Amber, thank you so much for allowing us to meet Jenny. I am so sorry for your loss and pray for all those who are without Jenny.

Jennifer said...

beautiful post, Amber. I had no idea that you and Jenny were so close but being young, newly married girls, that makes sense that you would have a unique bond. Jenny touched me as well during the year or so that I knew her at ACU and then keeping up via blogs and FB.

Miranda said...

I am so sorry you lost your sweet friend Amber. You are also such a Godly woman, and a true example to me. I love you!

Jacinda said...

This was a beautiful post. I enjoyed feeling like I got to know Jenny by reading it. I'm so sorry for your loss!

Rachel said...

amber,
it was awesome to read these memories!!!
just beautiful...that's all

Anonymous said...

Amber,what was a beautiful tribute to your very special friend.
Grandmother

Anonymous said...

Special words written for a special friend in your life. I hope you keep the happy memories with you forever.
Love you,
Deon

Anonymous said...

Jenny would have been proud (well, she IS proud - I'm sure she knows you wrote this) of your beautiful tribute to your friendship. It was a honor for me to read it!

Anonymous said...

I didn't know her, but felt like I did through all the FB entries. She seems like a wonderful person. So sorry for your loss of a good friend.

mcjacobsjournal said...

Amber, I have thought of you so much in recent weeks, as I have no doubt this has been such a difficult road for you too. I absolutely love reading about your friendship with her. Thank you for every single detail and picture. You have honored her life with every word.

And, that is one of my VERY favorite Nichole Nordeman songs ever. I love knowing that Jenny and I both love her so much. That song exactly describes the way Jenny lived. And, I loved re-reading the words in the context of her life.

Love you friend.

Hannah said...

Amber,
I am so sad for you, Jenny's family, and for everyone else who knew her. My Bible class and my Bible study are both praying for Jenny's family and friends.

Kathryn said...

I am so sorry to hear of your friend but what a treasure to have those memories. Was this Mrs. Ross' daughter? Please send her my thoughts if it is.

Alisha Stewart said...

I can't think of a better way to celebrate the life of a special friend then to recount the memories as you have.
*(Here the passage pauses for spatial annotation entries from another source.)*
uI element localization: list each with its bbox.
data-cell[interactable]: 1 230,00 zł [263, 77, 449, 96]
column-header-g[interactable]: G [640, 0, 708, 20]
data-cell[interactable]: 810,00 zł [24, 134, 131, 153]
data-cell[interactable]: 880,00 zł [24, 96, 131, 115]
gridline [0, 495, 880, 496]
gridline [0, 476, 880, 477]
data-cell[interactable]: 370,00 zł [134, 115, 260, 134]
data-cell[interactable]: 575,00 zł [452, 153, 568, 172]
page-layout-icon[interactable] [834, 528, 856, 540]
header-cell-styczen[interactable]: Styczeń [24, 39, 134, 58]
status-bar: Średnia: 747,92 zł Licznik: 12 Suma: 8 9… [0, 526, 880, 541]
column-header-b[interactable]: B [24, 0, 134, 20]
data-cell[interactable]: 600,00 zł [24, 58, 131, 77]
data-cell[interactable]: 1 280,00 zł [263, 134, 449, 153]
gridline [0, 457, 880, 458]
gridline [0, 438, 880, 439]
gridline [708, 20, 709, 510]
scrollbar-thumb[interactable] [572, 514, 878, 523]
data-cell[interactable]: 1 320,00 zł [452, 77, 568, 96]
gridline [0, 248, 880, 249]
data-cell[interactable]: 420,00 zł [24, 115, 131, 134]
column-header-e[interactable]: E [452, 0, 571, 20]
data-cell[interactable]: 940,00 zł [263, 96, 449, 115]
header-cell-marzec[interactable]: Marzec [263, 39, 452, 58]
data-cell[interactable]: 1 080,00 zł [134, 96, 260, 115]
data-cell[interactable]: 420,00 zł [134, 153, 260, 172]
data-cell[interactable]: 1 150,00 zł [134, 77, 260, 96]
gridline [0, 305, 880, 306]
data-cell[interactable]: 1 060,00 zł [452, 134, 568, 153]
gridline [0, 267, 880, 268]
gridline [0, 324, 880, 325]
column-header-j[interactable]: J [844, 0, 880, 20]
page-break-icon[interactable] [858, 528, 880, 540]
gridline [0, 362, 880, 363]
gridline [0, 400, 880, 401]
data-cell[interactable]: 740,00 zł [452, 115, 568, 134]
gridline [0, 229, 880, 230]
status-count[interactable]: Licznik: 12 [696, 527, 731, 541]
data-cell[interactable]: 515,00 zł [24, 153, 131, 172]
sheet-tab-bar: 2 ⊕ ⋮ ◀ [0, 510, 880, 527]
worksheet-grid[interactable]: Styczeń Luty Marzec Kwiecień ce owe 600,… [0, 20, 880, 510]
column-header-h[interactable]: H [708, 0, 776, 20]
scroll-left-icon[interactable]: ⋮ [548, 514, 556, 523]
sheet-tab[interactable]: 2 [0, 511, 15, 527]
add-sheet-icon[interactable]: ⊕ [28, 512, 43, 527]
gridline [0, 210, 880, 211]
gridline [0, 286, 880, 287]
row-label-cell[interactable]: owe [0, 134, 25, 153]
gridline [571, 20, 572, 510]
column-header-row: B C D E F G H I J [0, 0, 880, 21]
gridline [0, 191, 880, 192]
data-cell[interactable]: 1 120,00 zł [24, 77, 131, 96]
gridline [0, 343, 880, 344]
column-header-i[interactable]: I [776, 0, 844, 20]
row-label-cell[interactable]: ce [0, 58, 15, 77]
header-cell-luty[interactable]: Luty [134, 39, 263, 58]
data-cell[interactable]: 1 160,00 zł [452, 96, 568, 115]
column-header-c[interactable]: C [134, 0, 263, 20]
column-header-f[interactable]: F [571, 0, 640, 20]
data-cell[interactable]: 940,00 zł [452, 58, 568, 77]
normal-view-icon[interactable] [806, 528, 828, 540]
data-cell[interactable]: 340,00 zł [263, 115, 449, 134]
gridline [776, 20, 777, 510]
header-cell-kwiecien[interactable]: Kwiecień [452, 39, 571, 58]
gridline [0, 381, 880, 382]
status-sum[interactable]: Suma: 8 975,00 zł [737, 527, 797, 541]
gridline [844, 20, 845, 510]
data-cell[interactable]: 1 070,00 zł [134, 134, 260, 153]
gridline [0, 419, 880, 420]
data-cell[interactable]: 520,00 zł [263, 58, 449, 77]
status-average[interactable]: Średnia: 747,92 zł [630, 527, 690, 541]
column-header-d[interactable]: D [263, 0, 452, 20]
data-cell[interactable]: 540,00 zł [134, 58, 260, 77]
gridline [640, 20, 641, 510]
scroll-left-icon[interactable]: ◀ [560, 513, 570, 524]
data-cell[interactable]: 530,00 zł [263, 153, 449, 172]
I'm happy for the years you got to spend with Jenny and the many more you will share when you see her again in heaven.

Alyssa said...

Your heartfelt message is such a wonderful tribute to Jenny. I loved hearing about your friendship and continue to lift all of those who loved her up in prayer. Thank you for sharing your words and your heart with us...

Jodi said...

OH Amber, I am SO blessed from reading that! I didn't know Jenny as closely as some of y'all... and it has been SUCH a treasure to me to read all your stories!! I do however remember you both and your hilarious lingerie shower gifts, thanks for reminding me! Crazy, married girls! :)

It did my soul some serious good to see you last week, even under the yuckiest of circumstances. We live far away, but I plan to be intentional about keeping up with you. Might have to tell me to bug off. :)
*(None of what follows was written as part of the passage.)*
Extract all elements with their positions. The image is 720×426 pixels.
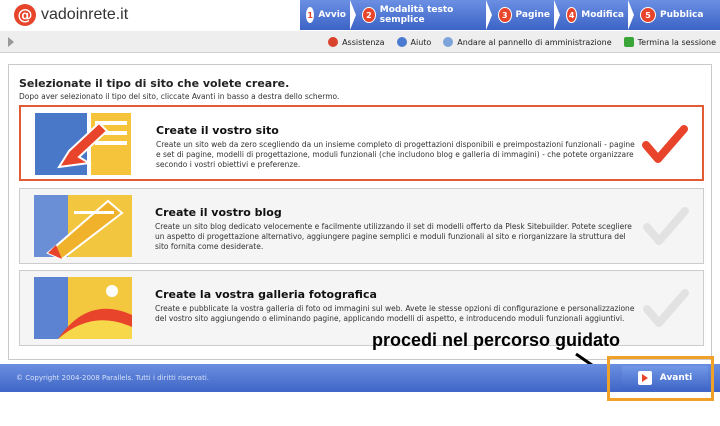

I will be specifically praying for you as I pray for David, Malaya, and family. Someone like that with whom you share such milestones... well, the loss is just greater. So, you're prayed over, sweet friend. And you KNOW I mean it. :)

Boswell Buzz said...

What a powerful tribute to Jenny! Thanks for sharing. I have been praying for her family.

summer said...

You captured her so beautifully, Amber. I've been wanting to do the same, but haven't found the words yet. Thank you so much for sharing your memories of her.